Until recent times, Minnesota and neighboring Upper Midwest states drew on their cousins’ experiences from back in the “old country.” This showed itself in above national average support for education, infrastructure to support business and people’s lives and health and welfare support for the elderly and disadvantaged. Another example of Nordic influence is the huge number of cooperatives formed by farmers and communities to overcome market problems; Minnesota leads the nation in co-ops with North Dakota and Wisconsin not far behind.

All such actions that made Minnesota and the Upper Midwest special in the past were built on the question: “What’s in it for us?” We may be losing that now as more people turn inward and ask: “What’s in it for me?”

Unfortunately, the answer to the last question is most likely more recession, more lost jobs, more lost savings, more economic decline. That’s because 70 percent of U.S. Gross Domestic Product (GDP) comes from individual and household consumption; poverty, unemployment and neglected healthcare in our communities cost us all dearly, especially from lost economic activity.

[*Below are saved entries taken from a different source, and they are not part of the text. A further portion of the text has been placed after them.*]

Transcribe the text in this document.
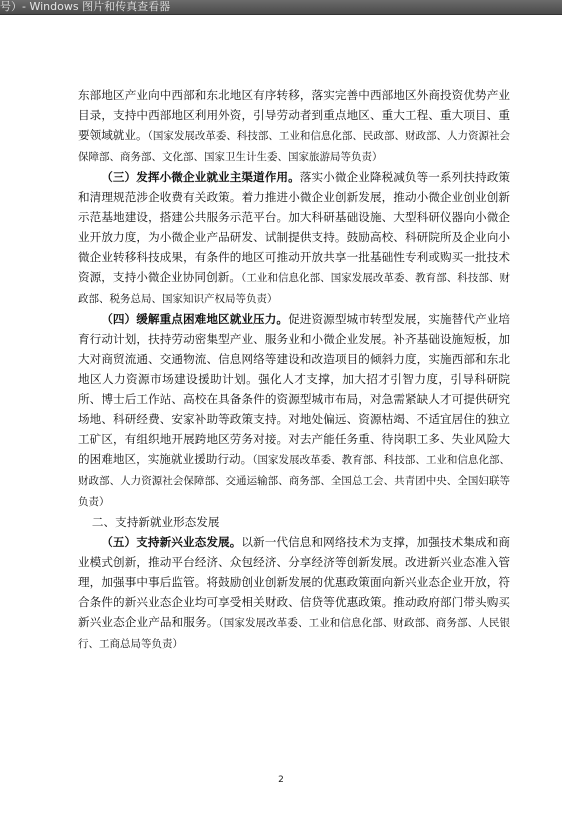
号）- Windows 图片和传真查看器

东部地区产业向中西部和东北地区有序转移，落实完善中西部地区外商投资优势产业目录，支持中西部地区利用外资，引导劳动者到重点地区、重大工程、重大项目、重要领域就业。（国家发展改革委、科技部、工业和信息化部、民政部、财政部、人力资源社会保障部、商务部、文化部、国家卫生计生委、国家旅游局等负责）

（三）发挥小微企业就业主渠道作用。落实小微企业降税减负等一系列扶持政策和清理规范涉企收费有关政策。着力推进小微企业创新发展，推动小微企业创业创新示范基地建设，搭建公共服务示范平台。加大科研基础设施、大型科研仪器向小微企业开放力度，为小微企业产品研发、试制提供支持。鼓励高校、科研院所及企业向小微企业转移科技成果，有条件的地区可推动开放共享一批基础性专利或购买一批技术资源，支持小微企业协同创新。（工业和信息化部、国家发展改革委、教育部、科技部、财政部、税务总局、国家知识产权局等负责）

（四）缓解重点困难地区就业压力。促进资源型城市转型发展，实施替代产业培育行动计划，扶持劳动密集型产业、服务业和小微企业发展。补齐基础设施短板，加大对商贸流通、交通物流、信息网络等建设和改造项目的倾斜力度，实施西部和东北地区人力资源市场建设援助计划。强化人才支撑，加大招才引智力度，引导科研院所、博士后工作站、高校在具备条件的资源型城市布局，对急需紧缺人才可提供研究场地、科研经费、安家补助等政策支持。对地处偏远、资源枯竭、不适宜居住的独立工矿区，有组织地开展跨地区劳务对接。对去产能任务重、待岗职工多、失业风险大的困难地区，实施就业援助行动。（国家发展改革委、教育部、科技部、工业和信息化部、财政部、人力资源社会保障部、交通运输部、商务部、全国总工会、共青团中央、全国妇联等负责）

二、支持新就业形态发展

（五）支持新兴业态发展。以新一代信息和网络技术为支撑，加强技术集成和商业模式创新，推动平台经济、众包经济、分享经济等创新发展。改进新兴业态准入管理，加强事中事后监管。将鼓励创业创新发展的优惠政策面向新兴业态企业开放，符合条件的新兴业态企业均可享受相关财政、信贷等优惠政策。推动政府部门带头购买新兴业态企业产品和服务。（国家发展改革委、工业和信息化部、财政部、商务部、人民银行、工商总局等负责）

2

Those are among the reasons why we’ve proposed a return to our Northern European roots in search of a Minnesota

Way to rebuild our state for

the future. It wouldn’t be a “middle way,” like Sweden

had in earlier times. Rather, it would be more like the modern Scandinavian and Northern European countries that still support education and health care for all while supporting business and employment for market growth and economic development.

To achieve this, we should act like the Swedes in 1932. We should ask our public officials to avoid special interest pledges that would restrict their ability to lead, we should anticipate consequences of our actions and we should ask

would-be leaders to weigh

policy options against a “folkhemmet impact statement.”

The latter could be achieved by asking how policy options would improve life and opportunities for all our citizens.

There is more to culture than lutefisk and lefse, storytelling and music. By looking at our cultural roots, we can shape a Minnesota Way culture with diverse peoples and new citizens that would make Minnesota prosperous and a home for all people.

Lee Egerstrom is an economic development fellow for Minnesota 2020, a St. Paul-based nonpartisan, progressive think tank that focuses on the issues that really matter: education, health care, transportation and economic development.